Mongolie
" Si la vie est un grand voyage, chaque voyage est une petite vie incluse dans la grande" - L'Eloge du repos.
Je ne peux pas commencer ce récit autrement qu'en remerçiant Tiphaine et Guillaume.
Nous avons passé ensemble 8h de voiture par jour pendant 12 jours, dormi dans la même Ger tous les soirs, voire la même étroite petite tente. Nous avons marché, courru, chevauché (chevaux et chameaux :) ) ensemble, partagé le même litre d'eau pour se laver. Nous avons parlé des heures, nous avons ri, nous avons pleuré (OK surtout moi), nous avons chanté ensemble.. Nous avons vécu ensemble ces deux semaines.
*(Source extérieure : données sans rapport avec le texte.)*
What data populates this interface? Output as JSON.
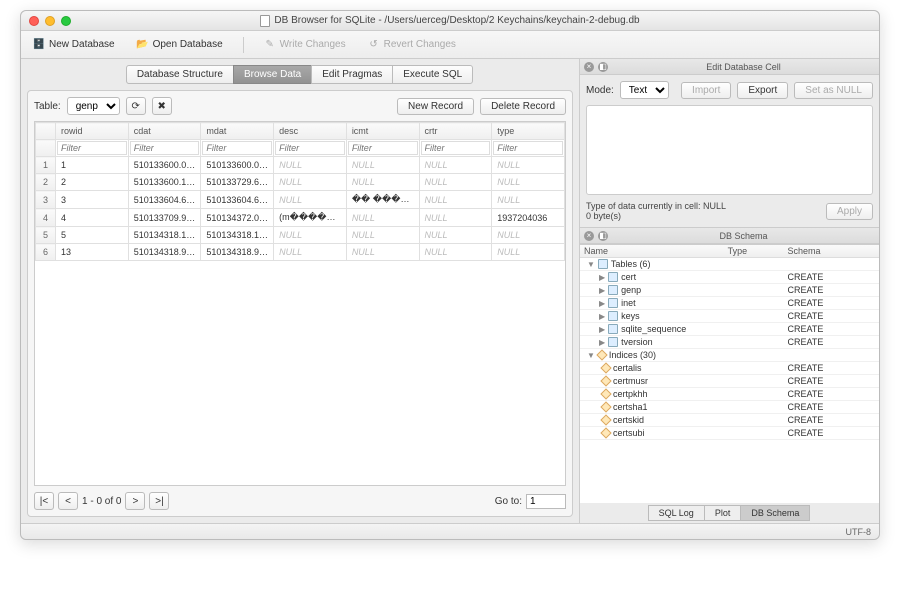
{
  "window": {
    "title": "DB Browser for SQLite - /Users/uerceg/Desktop/2 Keychains/keychain-2-debug.db"
  },
  "toolbar": {
    "new_db": "New Database",
    "open_db": "Open Database",
    "write_changes": "Write Changes",
    "revert_changes": "Revert Changes"
  },
  "tabs": {
    "structure": "Database Structure",
    "browse": "Browse Data",
    "pragmas": "Edit Pragmas",
    "sql": "Execute SQL"
  },
  "browse": {
    "table_label": "Table:",
    "table_selected": "genp",
    "new_record": "New Record",
    "delete_record": "Delete Record",
    "filter_placeholder": "Filter",
    "columns": [
      "rowid",
      "cdat",
      "mdat",
      "desc",
      "icmt",
      "crtr",
      "type"
    ],
    "rows": [
      {
        "idx": "1",
        "rowid": "1",
        "cdat": "510133600.06…",
        "mdat": "510133600.06…",
        "desc": null,
        "icmt": null,
        "crtr": null,
        "type": null
      },
      {
        "idx": "2",
        "rowid": "2",
        "cdat": "510133600.18…",
        "mdat": "510133729.60…",
        "desc": null,
        "icmt": null,
        "crtr": null,
        "type": null
      },
      {
        "idx": "3",
        "rowid": "3",
        "cdat": "510133604.63…",
        "mdat": "510133604.63…",
        "desc": null,
        "icmt": "�� �����z…",
        "crtr": null,
        "type": null
      },
      {
        "idx": "4",
        "rowid": "4",
        "cdat": "510133709.96…",
        "mdat": "510134372.06…",
        "desc": "(m����� �…",
        "icmt": null,
        "crtr": null,
        "type": "1937204036"
      },
      {
        "idx": "5",
        "rowid": "5",
        "cdat": "510134318.14…",
        "mdat": "510134318.14…",
        "desc": null,
        "icmt": null,
        "crtr": null,
        "type": null
      },
      {
        "idx": "6",
        "rowid": "13",
        "cdat": "510134318.95…",
        "mdat": "510134318.95…",
        "desc": null,
        "icmt": null,
        "crtr": null,
        "type": null
      }
    ],
    "null_text": "NULL",
    "pager": {
      "first": "|<",
      "prev": "<",
      "status": "1 - 0 of 0",
      "next": ">",
      "last": ">|",
      "goto_label": "Go to:",
      "goto_value": "1"
    }
  },
  "editcell": {
    "title": "Edit Database Cell",
    "mode_label": "Mode:",
    "mode_value": "Text",
    "import": "Import",
    "export": "Export",
    "set_null": "Set as NULL",
    "type_info": "Type of data currently in cell: NULL",
    "size_info": "0 byte(s)",
    "apply": "Apply"
  },
  "schema": {
    "title": "DB Schema",
    "cols": {
      "name": "Name",
      "type": "Type",
      "schema": "Schema"
    },
    "tables_label": "Tables (6)",
    "indices_label": "Indices (30)",
    "tables": [
      "cert",
      "genp",
      "inet",
      "keys",
      "sqlite_sequence",
      "tversion"
    ],
    "indices": [
      "certalis",
      "certmusr",
      "certpkhh",
      "certsha1",
      "certskid",
      "certsubi"
    ],
    "create_text": "CREATE"
  },
  "bottom_tabs": {
    "sql_log": "SQL Log",
    "plot": "Plot",
    "db_schema": "DB Schema"
  },
  "statusbar": {
    "encoding": "UTF-8"
  }
}
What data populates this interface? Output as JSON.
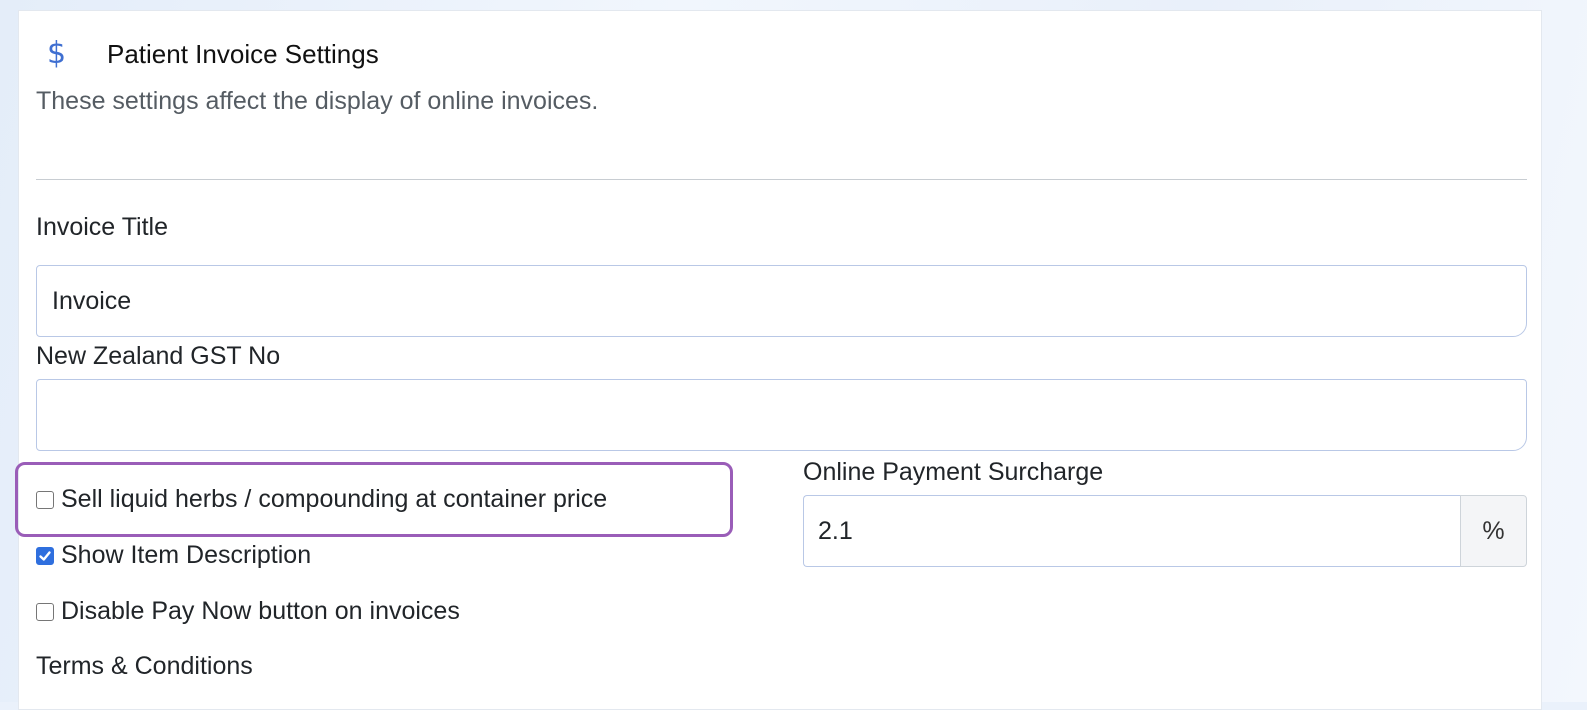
{
  "section": {
    "icon": "dollar-icon",
    "icon_glyph": "$",
    "title": "Patient Invoice Settings",
    "subtitle": "These settings affect the display of online invoices."
  },
  "invoice_title": {
    "label": "Invoice Title",
    "value": "Invoice"
  },
  "gst": {
    "label": "New Zealand GST No",
    "value": ""
  },
  "checkboxes": [
    {
      "label": "Sell liquid herbs / compounding at container price",
      "checked": false
    },
    {
      "label": "Show Item Description",
      "checked": true
    },
    {
      "label": "Disable Pay Now button on invoices",
      "checked": false
    }
  ],
  "surcharge": {
    "label": "Online Payment Surcharge",
    "value": "2.1",
    "unit": "%"
  },
  "terms": {
    "label": "Terms & Conditions"
  },
  "colors": {
    "accent": "#3f6fd1",
    "highlight_border": "#9a5db8",
    "checkbox_checked": "#2f6fde"
  }
}
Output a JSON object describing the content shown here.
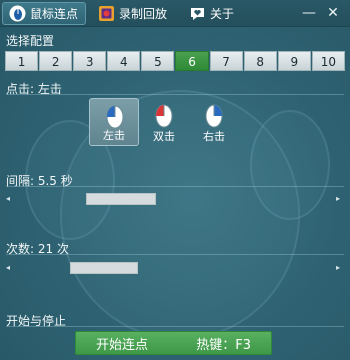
{
  "tabs": [
    {
      "label": "鼠标连点",
      "icon": "mouse-icon",
      "active": true
    },
    {
      "label": "录制回放",
      "icon": "record-icon",
      "active": false
    },
    {
      "label": "关于",
      "icon": "heart-chat-icon",
      "active": false
    }
  ],
  "window": {
    "minimize": "—",
    "close": "✕"
  },
  "config": {
    "section_label": "选择配置",
    "options": [
      "1",
      "2",
      "3",
      "4",
      "5",
      "6",
      "7",
      "8",
      "9",
      "10"
    ],
    "selected": "6"
  },
  "click": {
    "label": "点击: 左击",
    "options": [
      {
        "label": "左击",
        "icon": "mouse-left-icon",
        "selected": true
      },
      {
        "label": "双击",
        "icon": "mouse-double-icon",
        "selected": false
      },
      {
        "label": "右击",
        "icon": "mouse-right-icon",
        "selected": false
      }
    ]
  },
  "interval": {
    "label": "间隔: 5.5 秒",
    "value": 5.5,
    "unit": "秒"
  },
  "count": {
    "label": "次数: 21 次",
    "value": 21,
    "unit": "次"
  },
  "start_stop": {
    "section_label": "开始与停止",
    "button_label": "开始连点",
    "hotkey_label": "热键：F3"
  },
  "colors": {
    "accent_green": "#3e9848",
    "background": "#2f6170"
  }
}
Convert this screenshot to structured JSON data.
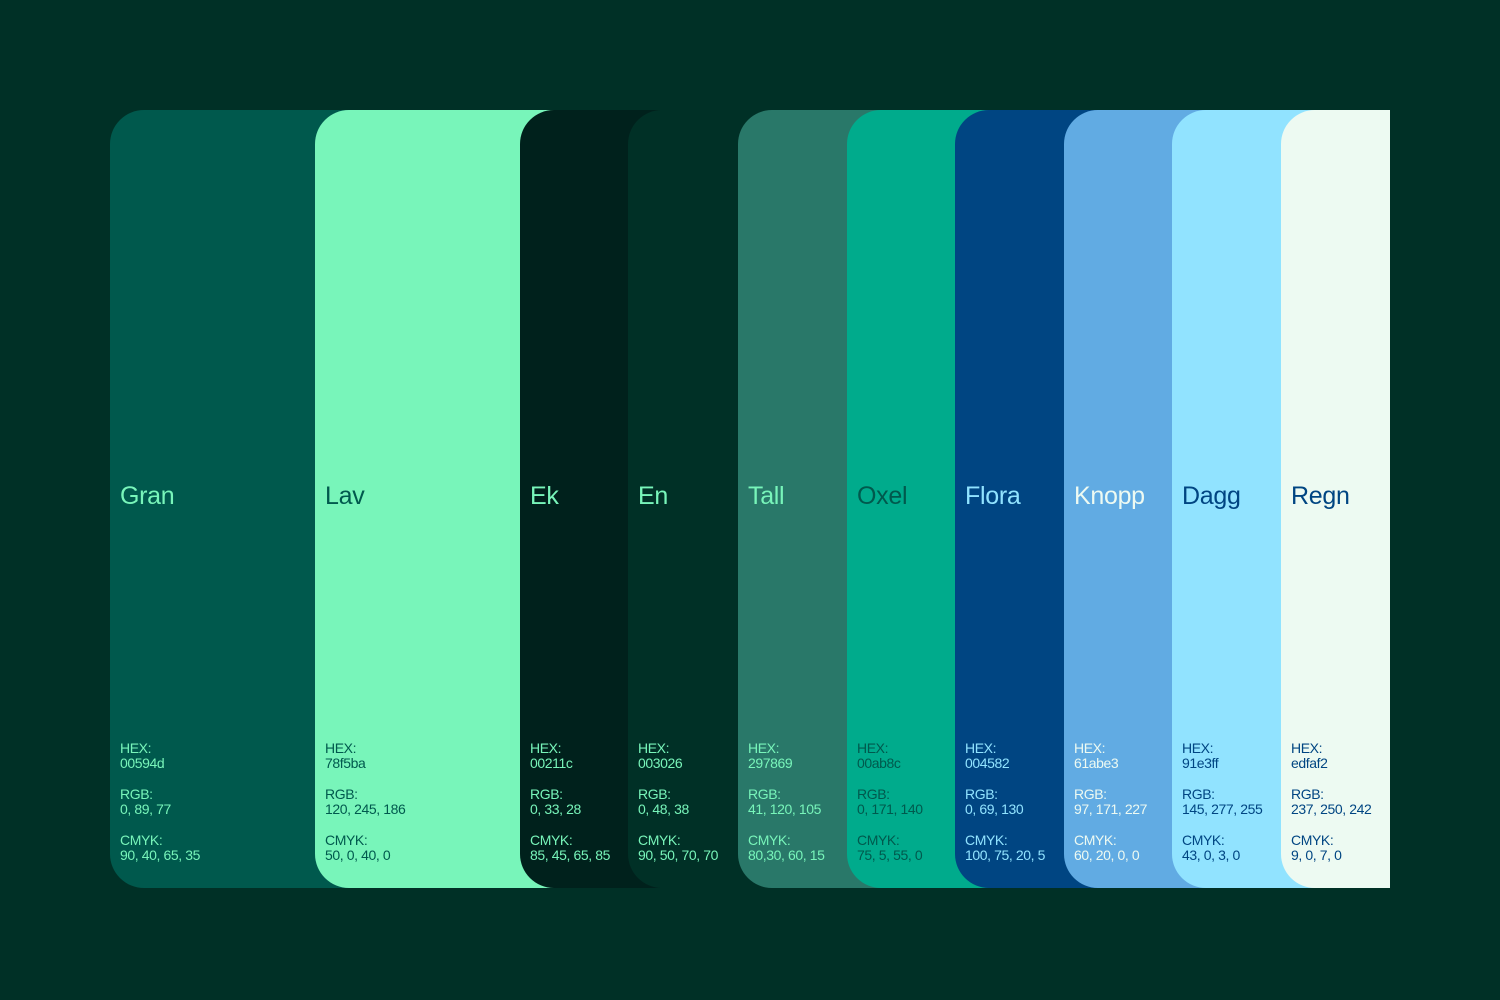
{
  "labels": {
    "hex": "HEX:",
    "rgb": "RGB:",
    "cmyk": "CMYK:"
  },
  "swatches": [
    {
      "name": "Gran",
      "hex": "00594d",
      "rgb": "0, 89, 77",
      "cmyk": "90, 40, 65, 35",
      "color": "#00594d",
      "text_color": "#78f5ba"
    },
    {
      "name": "Lav",
      "hex": "78f5ba",
      "rgb": "120, 245, 186",
      "cmyk": "50, 0, 40, 0",
      "color": "#78f5ba",
      "text_color": "#00594d"
    },
    {
      "name": "Ek",
      "hex": "00211c",
      "rgb": "0, 33, 28",
      "cmyk": "85, 45, 65, 85",
      "color": "#00211c",
      "text_color": "#78f5ba"
    },
    {
      "name": "En",
      "hex": "003026",
      "rgb": "0, 48, 38",
      "cmyk": "90, 50, 70, 70",
      "color": "#003026",
      "text_color": "#78f5ba"
    },
    {
      "name": "Tall",
      "hex": "297869",
      "rgb": "41, 120, 105",
      "cmyk": "80,30, 60, 15",
      "color": "#297869",
      "text_color": "#78f5ba"
    },
    {
      "name": "Oxel",
      "hex": "00ab8c",
      "rgb": "0, 171, 140",
      "cmyk": "75, 5, 55, 0",
      "color": "#00ab8c",
      "text_color": "#00594d"
    },
    {
      "name": "Flora",
      "hex": "004582",
      "rgb": "0, 69, 130",
      "cmyk": "100, 75, 20, 5",
      "color": "#004582",
      "text_color": "#91e3ff"
    },
    {
      "name": "Knopp",
      "hex": "61abe3",
      "rgb": "97, 171, 227",
      "cmyk": "60, 20, 0, 0",
      "color": "#61abe3",
      "text_color": "#edfaf2"
    },
    {
      "name": "Dagg",
      "hex": "91e3ff",
      "rgb": "145, 277, 255",
      "cmyk": "43, 0, 3, 0",
      "color": "#91e3ff",
      "text_color": "#004582"
    },
    {
      "name": "Regn",
      "hex": "edfaf2",
      "rgb": "237, 250, 242",
      "cmyk": "9, 0, 7, 0",
      "color": "#edfaf2",
      "text_color": "#004582"
    }
  ]
}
Rien dans ce voyage n'aurait été pareil sans vous. Merci mes amis
La joie de ce séjour vient aussi beaucoup d'Adya, notre chauffeur, qui ne parlait presque pas un mot d'anglais. Mais avec qui nous avons quand même tant échangé, par les gestes, les regards et les sourires.. Il a même essayé d'apprendre l'anglais avec nous, et moi maintenant je connais une comptine mongole. Un homme tellement gentil. Et de Choy, son fils de 18 ans qui nous accompagne pour améliorer son anglais;
Je suis donc arrivée le 31 juillet à 6h à Ulann Baator par le train depuis Irkutzt (2 jours, c'est rien maintenant :) ), et ai passé ma 1ère journée dans la ville en attendant T&G. Le guide dit que c'est "la capitale la plus moche du monde". Et bien, c'est vrai. Je ne peux même pas vous le décrire puisque ca ne ressemble à rien. Au bout de 2 heures je n'en pouvais plus, et je fais halte au Bistrot Francais, par chance je fais connaissance avec le patron et un de ses amis, francais et belge installés ici depuis une quinzaine d'années. Ils me dépeignent un tableau de Ulann Baator terrifiant. Beaucoup de nomades ayant perdu une grande partie de leur troupeau sont venus, en vain, chercher un travail ici. Malgrè l'immense richesse en minerais et en or du pays, il n'y a pas de route, pas d'hopital.. Le taux d'alcoolisme ici est très très elevé et la ville est très dangereuse. Eux mêmes se sont fait agressés plusieurs fois. Bon, il faut donc vite quitter la capitale, parce que de l'autre côté nous attendent par contre des paysages stupéfiants, des hôtes très accueillants, et un peuple extrêmement courageux.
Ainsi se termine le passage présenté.